Site icon Faith in the Struggle

Drive-Thru Mistakes

And her brother Absalom said to her, “Has Amnon your brother been with you? Now hold your peace, my sister. He is your brother; do not take this to heart.” So Tamar lived, a desolate woman, in her brother Absalom’s house. 2 Samuel 13:20

I don’t like the fast-food drive-thru for many reasons, but one of them is that my order gets messed up about 50% of the time. By the time I drive away and realize I got the wrong burger though, it’s too late. I’m stuck with that burger . . . and probably no fries. The reason I say I’m stuck with the wrong order is that I’m simply not going back to complain.

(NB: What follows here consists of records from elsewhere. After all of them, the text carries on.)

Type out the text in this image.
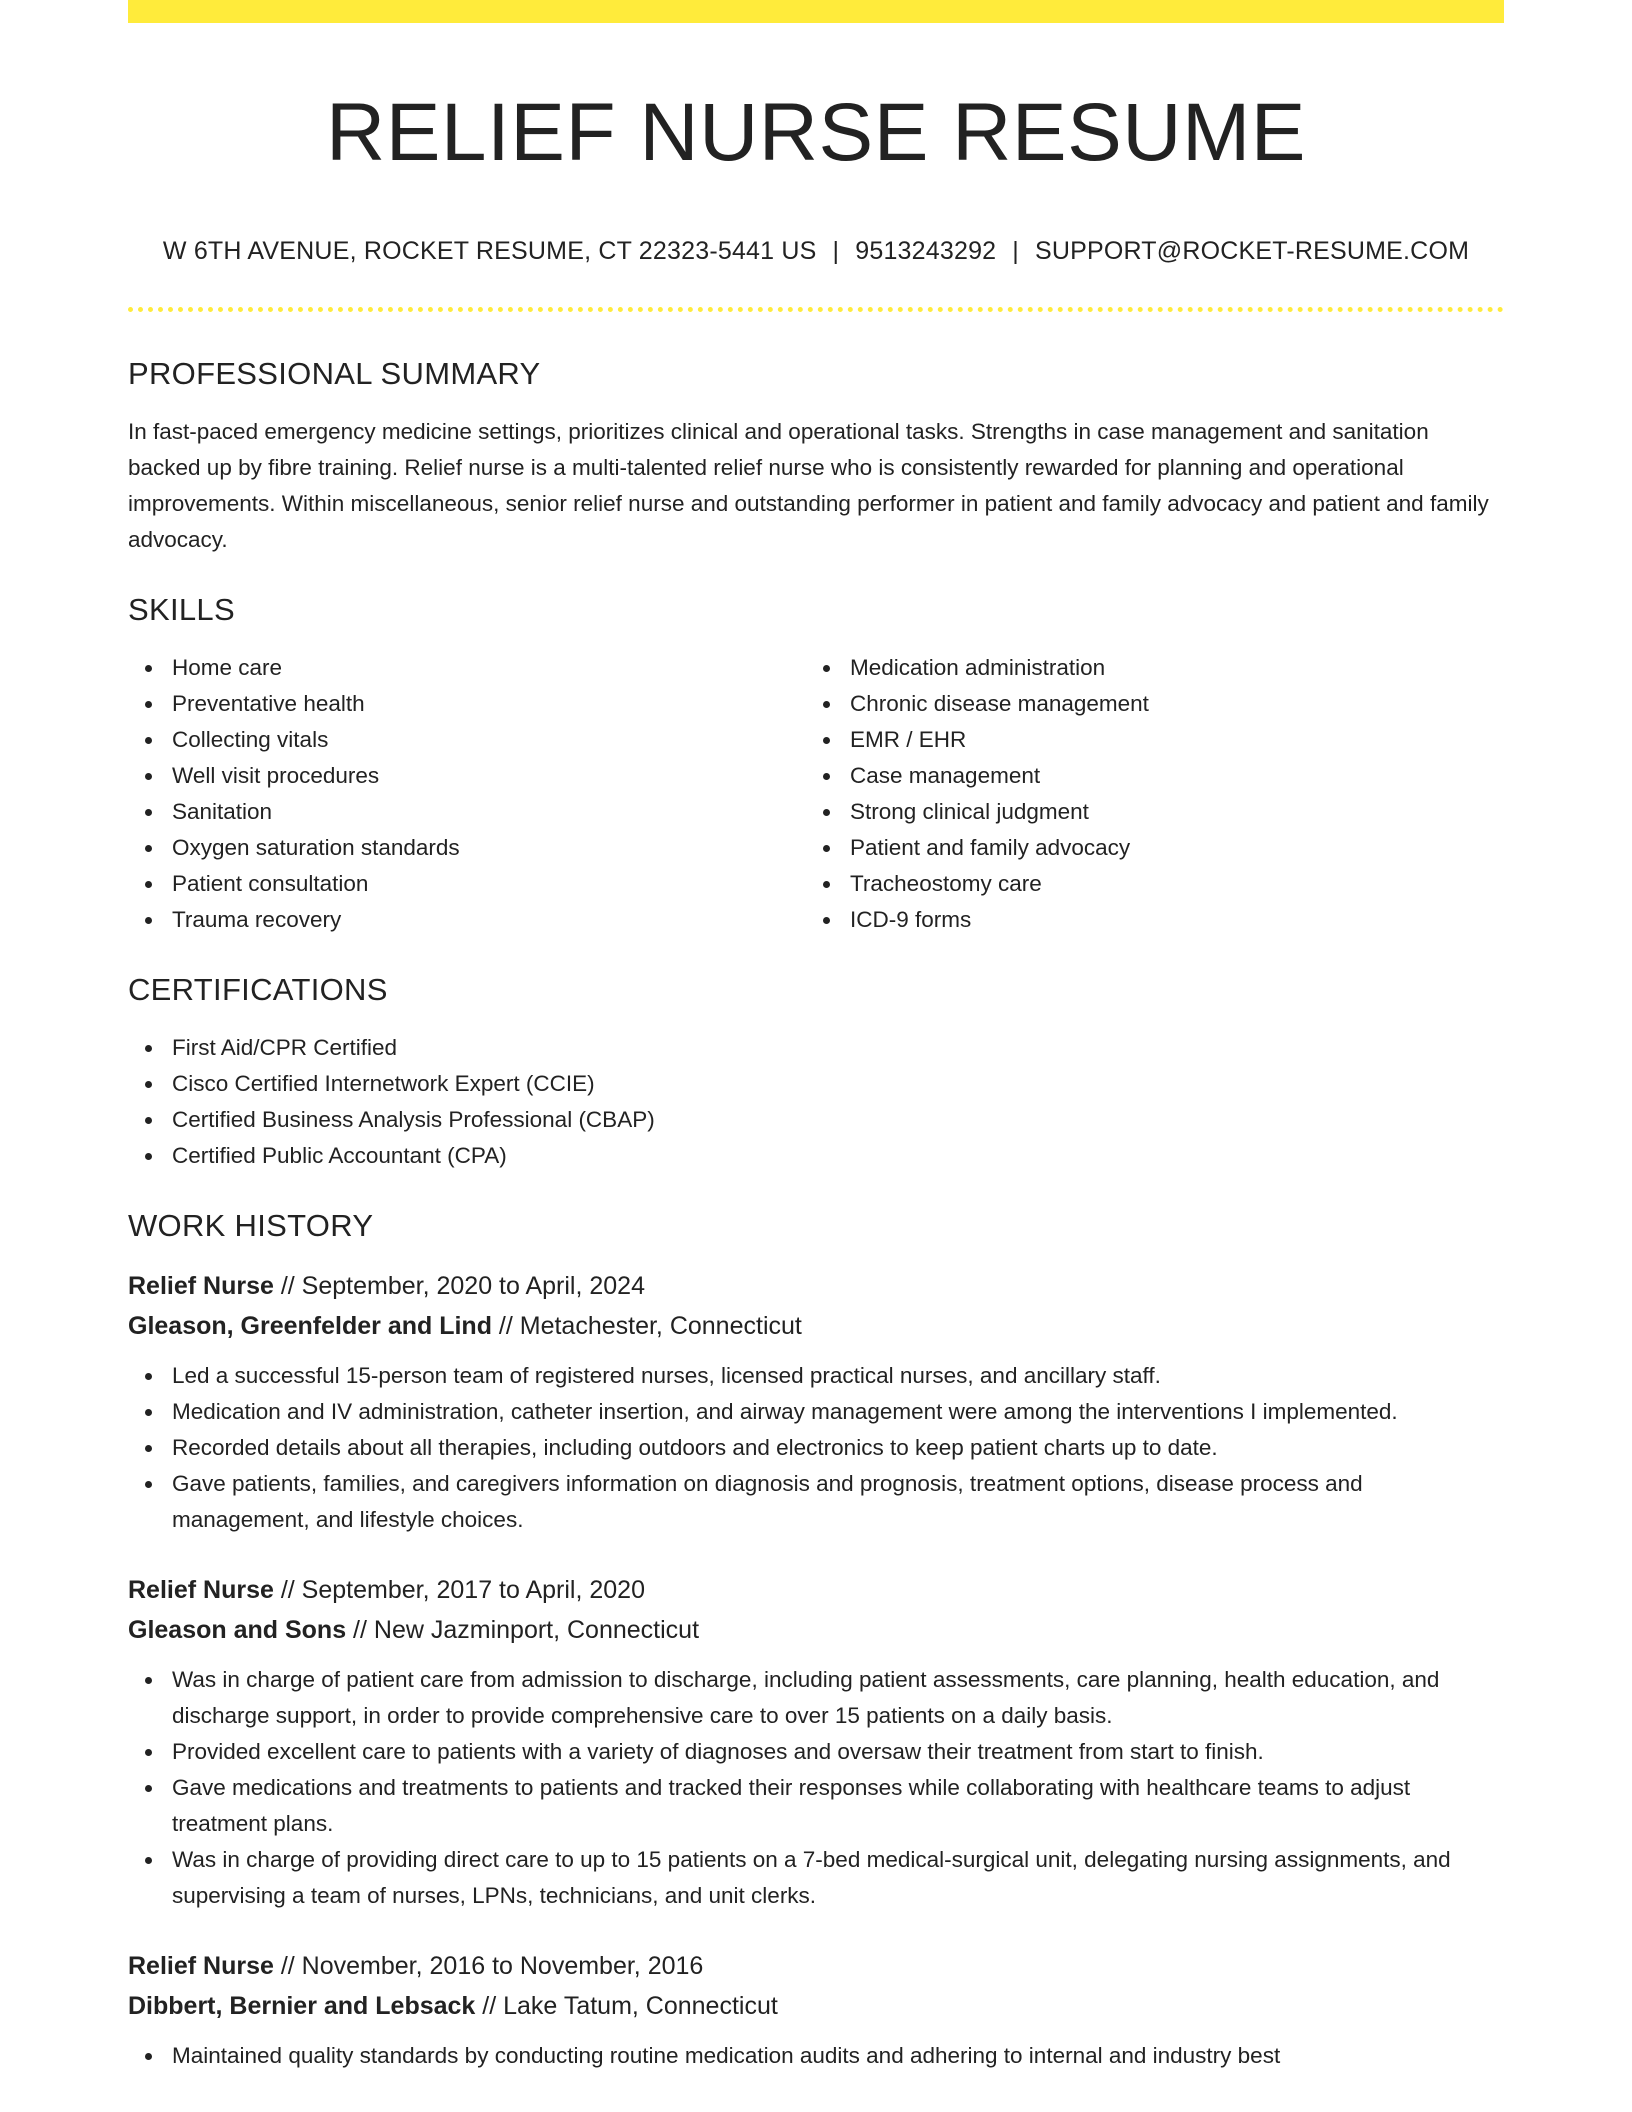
RELIEF NURSE RESUME
W 6TH AVENUE, ROCKET RESUME, CT 22323-5441 US | 9513243292 | SUPPORT@ROCKET-RESUME.COM
PROFESSIONAL SUMMARY

In fast-paced emergency medicine settings, prioritizes clinical and operational tasks. Strengths in case management and sanitation backed up by fibre training. Relief nurse is a multi-talented relief nurse who is consistently rewarded for planning and operational improvements. Within miscellaneous, senior relief nurse and outstanding performer in patient and family advocacy and patient and family advocacy.

SKILLS
Home care
Preventative health
Collecting vitals
Well visit procedures
Sanitation
Oxygen saturation standards
Patient consultation
Trauma recovery
Medication administration
Chronic disease management
EMR / EHR
Case management
Strong clinical judgment
Patient and family advocacy
Tracheostomy care
ICD-9 forms
CERTIFICATIONS
First Aid/CPR Certified
Cisco Certified Internetwork Expert (CCIE)
Certified Business Analysis Professional (CBAP)
Certified Public Accountant (CPA)
WORK HISTORY
Relief Nurse // September, 2020 to April, 2024
Gleason, Greenfelder and Lind // Metachester, Connecticut
Led a successful 15-person team of registered nurses, licensed practical nurses, and ancillary staff.
Medication and IV administration, catheter insertion, and airway management were among the interventions I implemented.
Recorded details about all therapies, including outdoors and electronics to keep patient charts up to date.
Gave patients, families, and caregivers information on diagnosis and prognosis, treatment options, disease process and management, and lifestyle choices.
Relief Nurse // September, 2017 to April, 2020
Gleason and Sons // New Jazminport, Connecticut
Was in charge of patient care from admission to discharge, including patient assessments, care planning, health education, and discharge support, in order to provide comprehensive care to over 15 patients on a daily basis.
Provided excellent care to patients with a variety of diagnoses and oversaw their treatment from start to finish.
Gave medications and treatments to patients and tracked their responses while collaborating with healthcare teams to adjust treatment plans.
Was in charge of providing direct care to up to 15 patients on a 7-bed medical-surgical unit, delegating nursing assignments, and supervising a team of nurses, LPNs, technicians, and unit clerks.
Relief Nurse // November, 2016 to November, 2016
Dibbert, Bernier and Lebsack // Lake Tatum, Connecticut
Maintained quality standards by conducting routine medication audits and adhering to internal and industry best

I didn’t want to go through the drive-thru in the first place and I’m definitely not going to go back a second time to fix the problem. I don’t like making waves and I don’t like complaining. I’d rather just eat the wrong burger . . . and I didn’t need those fries anyway. My wife, however, would appropriately go back. She wouldn’t be rude. She would simply address the mistake and ask that it be fixed. Me? I’d just move on and pretend nothing happened.

This may be amusing at the drive-thru, but it can be a profoundly unhealthy behavior when applied to larger conflicts. I’m not alone though. Many of us would prefer to simply sweep mistakes, injuries, and offenses under the rug. This was illustrated in today’s passage, which tells of the aftermath of Amnon’s (King David’s son) rape of his half-sister Tamar. After the event, Tamar went to her brother, Absalom, who deduced what had happened. Absalom was angry at Amnon, later killing him for the offense, but at the time, he dismissed Tamar’s feelings, simply telling her to keep quiet and not to worry about it.

I’m sure there are cultural differences that I can’t appreciate, but I can’t imagine this was healthy for Tamar. She’d just been raped by her half-brother. She needed support and likely wanted justice. She got neither. Rather, she was told to keep her mouth shut and pretend it never happened. The passage goes on to say that she lived out her days in loneliness as a desolate woman.

I’m not excusing Absalom’s indifference, but I do understand it. Often, it’s just easier to pretend that nothing happened. Inaction though, is its own sin when, like Absalom, I sweep someone else’s pain under the rug. It’s a profoundly selfish thing to avoid discomfort at another’s expense. In doing so, I sacrifice the needs of the other at the altar of self. If it’s my order that’s ruined at the drive-thru, it’s one thing to let it go. If it’s my wife’s order that’s ruined, then it’s wrong for me to avoid inconvenience at her expense.